NOTE: 3 capacitors may not be enough to hold the charge, you can add more to your liking.

Step 9: Charging the Capacitors (1)

The capacitors I’ve chosen can hold a maximum of 450 volts. To charge these capacitors, we apply 450 volts to them using the power supplied from the wall socket.

IMPORTANT: check the voltage supplied by your country. It will either be 120 or 220 volts AC. In Canada it is 120 volts which means we must multiply this roughly by 4 to reach 450 volts.

Using 2 alligator clips, connect the ends of the power cord to one transformer at 0 and 120. Using 2 more alligator clips, connect the ends of the clips to the other end of the transformer at 0 and 220. This ratio will multiply the voltage from the wall by 1.8.

Connect the ends of the alligator clips coming from the first transformer to the second transformer at 0 and 120. Using 2 more alligator clips, connect the ends of the clips to the other end of the transformer at 0 and 220. This will again multiply the voltage by 1.8 giving a total of 3.6.

Step 10: Charging the Capacitors (2)

IMPORTANT: do not touch the ends of the power cord or you will get electrocuted. Wrap the exposed wires using electrical tape so you will not be able to touch them. Do not touch the ends of the alligator clips connected to the transformer either.

Step 11: Charging the Capacitors (3)

Test the voltage from the ends of the alligator clips connected to the ends of the second transformer with the multimeter at a setting above 450V AC (squiggly line next to the V, not the straight line). The voltage when plugged into the wall will be lower than expected due to the resistance of the wires and everything connected.

Step 12: Charging the Capacitors (4)

Since the power coming from the wall is AC and the capacitors need to be charged with DC power (it has a positive and negative polarity at its ends), we use the bridge rectifier to change the AC power to DC. Connect the ends of the alligator clips from the second transformer to the 2 middle pins of the bridge rectifier making sure the alligator clips do not touch any of the other pins.

Step 13: Charging the Capacitors (5)

The symbol above the outer pins of the bridge rectifier will be either + or -. Connect these to the + and – ends of the capacitors using 2 more alligator clips.

Step 14: Charging the Capacitors (6)

Plug the power cord into the wall and wait 30 seconds or so for the capacitors to fully charge. Unplug the power cord.

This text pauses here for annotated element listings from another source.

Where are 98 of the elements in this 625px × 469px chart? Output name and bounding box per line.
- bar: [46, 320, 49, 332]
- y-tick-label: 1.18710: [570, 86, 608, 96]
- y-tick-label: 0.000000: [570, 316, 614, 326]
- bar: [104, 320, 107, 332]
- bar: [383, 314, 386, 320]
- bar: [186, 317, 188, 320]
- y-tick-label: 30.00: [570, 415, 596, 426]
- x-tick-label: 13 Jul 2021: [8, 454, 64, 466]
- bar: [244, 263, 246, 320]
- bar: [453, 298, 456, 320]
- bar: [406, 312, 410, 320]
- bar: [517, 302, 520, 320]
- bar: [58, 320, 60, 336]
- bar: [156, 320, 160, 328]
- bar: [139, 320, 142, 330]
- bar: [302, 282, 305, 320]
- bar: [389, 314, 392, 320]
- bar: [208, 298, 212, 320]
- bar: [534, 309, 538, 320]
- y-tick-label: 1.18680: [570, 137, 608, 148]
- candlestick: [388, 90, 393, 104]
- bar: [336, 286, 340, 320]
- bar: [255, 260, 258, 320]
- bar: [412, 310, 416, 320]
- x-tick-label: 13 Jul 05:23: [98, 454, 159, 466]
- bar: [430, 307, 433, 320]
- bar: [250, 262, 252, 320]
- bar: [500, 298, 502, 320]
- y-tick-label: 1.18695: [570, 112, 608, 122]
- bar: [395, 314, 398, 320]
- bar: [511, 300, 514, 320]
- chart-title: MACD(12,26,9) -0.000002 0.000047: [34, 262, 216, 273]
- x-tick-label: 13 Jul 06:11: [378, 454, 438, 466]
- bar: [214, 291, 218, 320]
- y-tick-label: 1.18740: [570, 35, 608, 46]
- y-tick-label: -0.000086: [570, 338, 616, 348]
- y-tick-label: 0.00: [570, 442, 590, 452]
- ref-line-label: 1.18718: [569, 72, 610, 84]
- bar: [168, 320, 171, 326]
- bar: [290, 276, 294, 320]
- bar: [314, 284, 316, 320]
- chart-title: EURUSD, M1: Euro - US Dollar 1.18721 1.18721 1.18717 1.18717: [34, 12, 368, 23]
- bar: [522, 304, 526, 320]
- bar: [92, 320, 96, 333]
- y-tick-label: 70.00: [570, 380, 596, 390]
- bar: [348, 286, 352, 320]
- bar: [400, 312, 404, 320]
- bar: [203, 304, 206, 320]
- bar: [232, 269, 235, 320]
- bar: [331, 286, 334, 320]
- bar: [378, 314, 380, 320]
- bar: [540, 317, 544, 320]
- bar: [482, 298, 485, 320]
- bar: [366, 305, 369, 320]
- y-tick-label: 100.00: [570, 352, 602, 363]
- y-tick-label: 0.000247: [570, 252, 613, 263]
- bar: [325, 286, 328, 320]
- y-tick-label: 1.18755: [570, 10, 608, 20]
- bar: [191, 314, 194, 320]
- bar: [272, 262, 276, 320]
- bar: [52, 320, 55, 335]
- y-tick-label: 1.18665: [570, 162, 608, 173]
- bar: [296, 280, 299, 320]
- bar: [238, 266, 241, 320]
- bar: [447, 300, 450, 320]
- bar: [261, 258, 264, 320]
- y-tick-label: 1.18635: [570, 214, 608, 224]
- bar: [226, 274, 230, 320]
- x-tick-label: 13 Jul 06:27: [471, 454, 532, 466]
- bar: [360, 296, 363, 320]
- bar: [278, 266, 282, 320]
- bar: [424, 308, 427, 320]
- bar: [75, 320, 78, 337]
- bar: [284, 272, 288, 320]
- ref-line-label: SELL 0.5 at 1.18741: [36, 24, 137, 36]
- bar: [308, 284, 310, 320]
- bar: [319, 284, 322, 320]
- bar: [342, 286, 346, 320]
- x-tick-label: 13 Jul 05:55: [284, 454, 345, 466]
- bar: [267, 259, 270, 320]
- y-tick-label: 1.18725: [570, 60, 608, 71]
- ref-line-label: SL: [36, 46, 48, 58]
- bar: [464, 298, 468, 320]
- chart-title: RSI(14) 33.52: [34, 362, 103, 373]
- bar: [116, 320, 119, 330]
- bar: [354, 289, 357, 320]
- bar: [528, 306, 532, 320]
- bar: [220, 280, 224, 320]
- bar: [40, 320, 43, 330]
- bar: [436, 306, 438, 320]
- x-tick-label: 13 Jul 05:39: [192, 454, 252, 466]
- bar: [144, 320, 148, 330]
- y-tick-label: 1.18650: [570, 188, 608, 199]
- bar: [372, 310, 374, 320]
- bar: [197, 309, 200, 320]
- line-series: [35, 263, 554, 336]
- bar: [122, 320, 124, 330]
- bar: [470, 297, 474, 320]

IMPORTANT: do not touch the two ends of the capacitors at the same time otherwise it may hurt. Test whether the capacitors are fully charged using the multimeter at a setting above 450V DC (straight line next the V, not the squiggly line).

Step 15: Charging the Capacitors (7)

NOTE: You can connect the capacitors in series (negative post to positive post) to increase the voltage of the power source created. Use the same number of capacitors for each of the parallel connected sets of capacitors (example: if 3 capacitors are chosen to be connected in parallel in the picture below, connect the series with sets of 3 parallel-connected capacitors with a total of 6 capacitors).

In this example, 2 sets of parallel-connected capacitors are connected in series for a power source of 900 volts. Each set of parallel-connected capacitors will have a total capacitance of 940uF.

Step 16: Setting Up the Railgun

Set up the projectile above one end of the rod above a portion of the magnet. Connect the negative end of the capacitor to one of the rail ends with an alligator clip like the battery previously used. Using another alligator clip, connect one end of the clip to the other rail leaving the other end of the clip free.

Step 17: Firing the Railgun

Connect the positive end of the capacitor to the free end of the alligator clip that is connected to the other rod and the projectile will shoot.